本草書とは昔の博物学である,といってしまえば語弊があるかもしれないがそういうことにしよう。
ふと気になり,いくつかの本草書を繙き「クワガタムシ」に関する記載がないものかと探してみた。
本草書は薬品の原料になる物品を集め記したものなので,草木のみを扱っているものが多い。
ここでは調べてみたうちの,興味深い記述のあった3つの本草書を紹介する。
とくに本草書を網羅的に調べたわけではないので,もっと面白いものがあるかもしれない。



本草綱目

「本草綱目」は,中国の明の時代に李時珍が著した本格的な博物学の書である。徳川家康の愛読書としても有名であり,日本の本草学も本書を基準に行われていた。「綱目」とは,諸物を分類してグループ分けしたことを示しており,「網」も「目」も,今の生物の分類学の分類階層単位として用いられている。本書の「天牛」の綱目に、クワガタかもしれない記述があった。「天牛」の綱目は「虫部」の「化生類」中にある。この分類体系は以下の本草書にも踏襲されている。天牛の記述が,どんな感じか以下にちょっと書き出してみる。

天牛綱目 
(釈名)天水牛綱目八角児同上一角者名独角仙
(時珍曰)此虫有黒角如八字似水牛角故名亦有一角者

一般的に中国語で「天牛」はカミキリムシのことだし,「独角仙」はカブトムシのことである。
天牛の説明でキクイムシが化けたものと書いてあり、以下の説明を一部、訳出してみる。

この虫,「八」の字のような水牛の角に似た黒い角があるために名付けた。また,一角のものもある。
「天牛」は蝉ぐらいの大きさで漆のように黒光りし,黄白の点があり,よく飛ぶ。「目」の前には二つの黒い角があり,甚だしく長く前に向き,水牛の角のようである。云々。。。
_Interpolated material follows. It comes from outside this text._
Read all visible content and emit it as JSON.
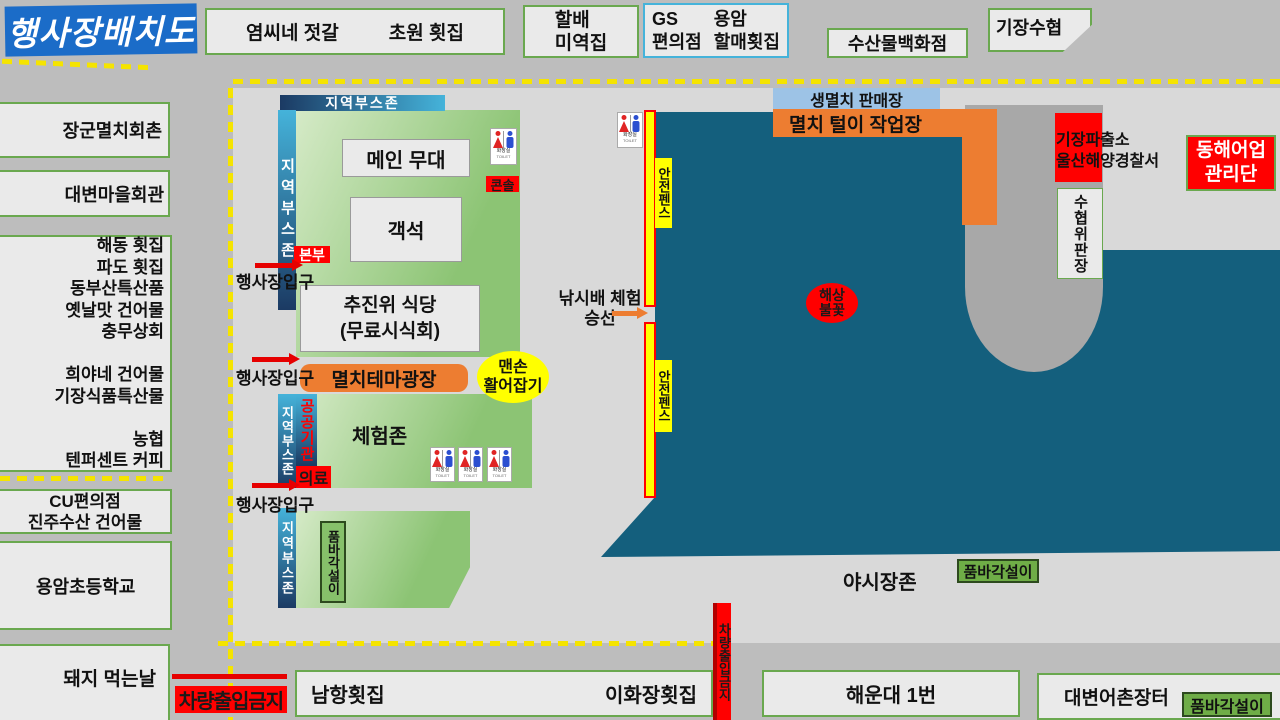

以下、「ムカデのような口」ともかいてあるからカミキリのことなのだろう。しかし、なんだかよくわからない。カミキリのようでもあり,クワガタのようにも受け取れる。おそらく区別はないのであろう。ちなみに,有毒で,薬用としては,マラリアやら腫れ物やらに効用があるそうである。誰か試してみて下さい。



大和本草
「大和本草」は,「養生訓」で有名な貝原益軒先生が自分で歩いて調べ回った日本初のオリジナル本草書である。 しかし,クワガタらしい記述はなかった。「天牛」には「カミキリムシ」とふりがながついている。 益軒先生自身の記述では天牛の形は「畏るべく悪むべし」だそうである。すごくカミキリが嫌いらしい。 また,「酉陽雑俎」という860年頃の中国の本草書には、天牛がでると必ず雨になると書かれているそうである。

カブト虫については「和品」として天牛とは別の綱目になっており,絵がついている(下図)。 「蛾ニ似テ大ナリ」とか「羽アリ蛾ノ如シ」と形容をしている。どこがやねん。


 



本草綱目啓蒙

「本草綱目啓蒙」は李時珍の本草綱目を小野蘭山が訳し,解釈や補注をつけたものである。日本各地の呼称についても触れている。この書においておそらくクワガタについて書いてある部分がある。以下,前半はカブトムシについての説明の後,クワガタらしき記述(太字)になる。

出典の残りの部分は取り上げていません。